Investment in farm equipment like tractors and combines may be especially appealing. If farmers want to produce more to take advantage of high prices, they can either expand acreage or improve crop yields. But in the U.S., at least, acreage expansion is often not a viable option. "This country doesn't have a lot of space to expand farmland," Volkmann said.
Meanwhile, bad weather has produced disappointing yields for corn, soybeans and wheat, the USDA recently reported. This has helped lift grain prices higher. And it's convinced analysts that farmers will turn to new equipment to boost output and fully enjoy the benefits of high prices.
"We see a strong cycle for the agricultural equipment producers based on the strong commodity cycle and the need for expanded production and replacement of existing machinery," said Lawrence De Maria, an analyst at Sterne Agee. "We see an extended replacement cycle in the U.S. and the beginning of a new replacement cycle in Europe."
Deere is the industry leader and is coming off a strong fiscal fourth quarter in which it topped analyst forecasts. Earnings of $457 million were Deere's highest ever for its final fiscal quarter of the year.
Deere is not a pure agriculture play, as it also sells construction equipment. Ag equipment accounts for nearly 80% of sales, DeMaria says.
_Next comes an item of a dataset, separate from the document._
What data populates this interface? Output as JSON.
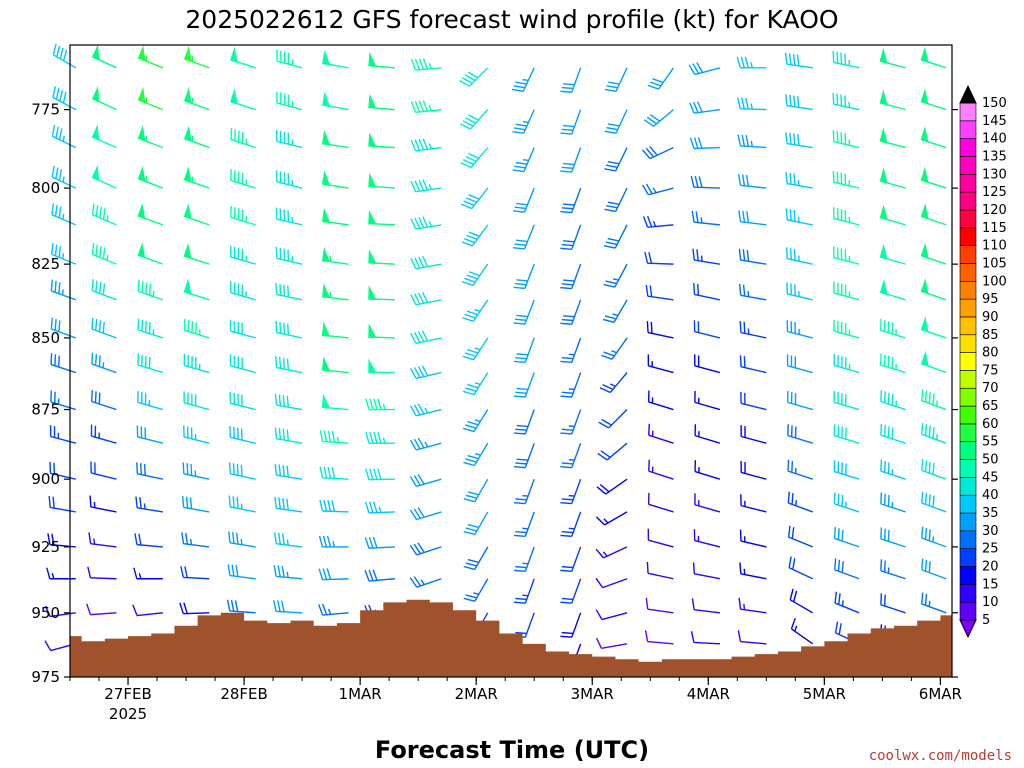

The company expects its agricultural unit's sales to grow by 7% to 9% next year. But analysts say Deere tends to offer conservative guidance and may be understating its prospects. Deere guidance suggests roughly $4.90 in 2011 earnings. Sterne Agee's De Maria, for example, thinks earnings could be $5.85.
Just under 80% of sales of CNH, whose equipment bears the familiar farm logos of Case and New Holland, are in ag equipment. Duluth, Ga.-based Agco, on the other hand, is a pure play for aggie believers.
Agco also seems to be in the right markets at the right time. It has a solid presence in Brazil, a strong growth area. And it's also a major player in Europe, where growth has been slow.
But Volkmann notes that there is significant "pent-up replacement demand" in Europe. Since Europe represents roughly 60% of Agco sales, it has much to gain from revived spending there.
"They have a solid position in Europe, where business is starting to get better," DeMaria said.
In the growing equipment markets of South America, machinery to harvest sugar and cotton are doing especially well. "Supply and demand for cotton and sugar cane have been out of whack," DeMaria said. Both Deere and CNH have sugar cane harvesters that have been selling well, he adds.
Beginning next year, equipment manufacturers will have to meet tougher new emissions standards. The pollution-fighting regulations will be phased in over a number of years. Analysts expect manufacturers to raise prices in hopes of passing on the added costs. This could be contributing to some advance buying to beat the higher prices in coming years on the lower-emissions machines.
Eli Lustgarten, an analyst at Longbow Research, sees "a cumulative 12% to 14% impact over multiple years" as the tighter standards are phased in. But he believes farmers will not back off buying pricier equipment.
"That's a head wind you'll have to deal with, but the farmers will be able to afford it," he said.
Healthy Crop Prices
Lustgarten is also confident that the good times in farmland will not swiftly reverse. For one thing, he says, crop prices should stay high even if growing conditions improve. The bad weather may have temporarily tightened supply, but heightened demand is the chief factor in strong prices.
Good weather will be needed next growing season just to "maintain stability" in prices, Lustgarten says.
"We're looking at materially higher prices for crops going forward," he said.
This should continue to bring in strong profits for farmers around the world. "We're looking at multiple years of strengthening farm income — and not just in North America," Lustgarten said.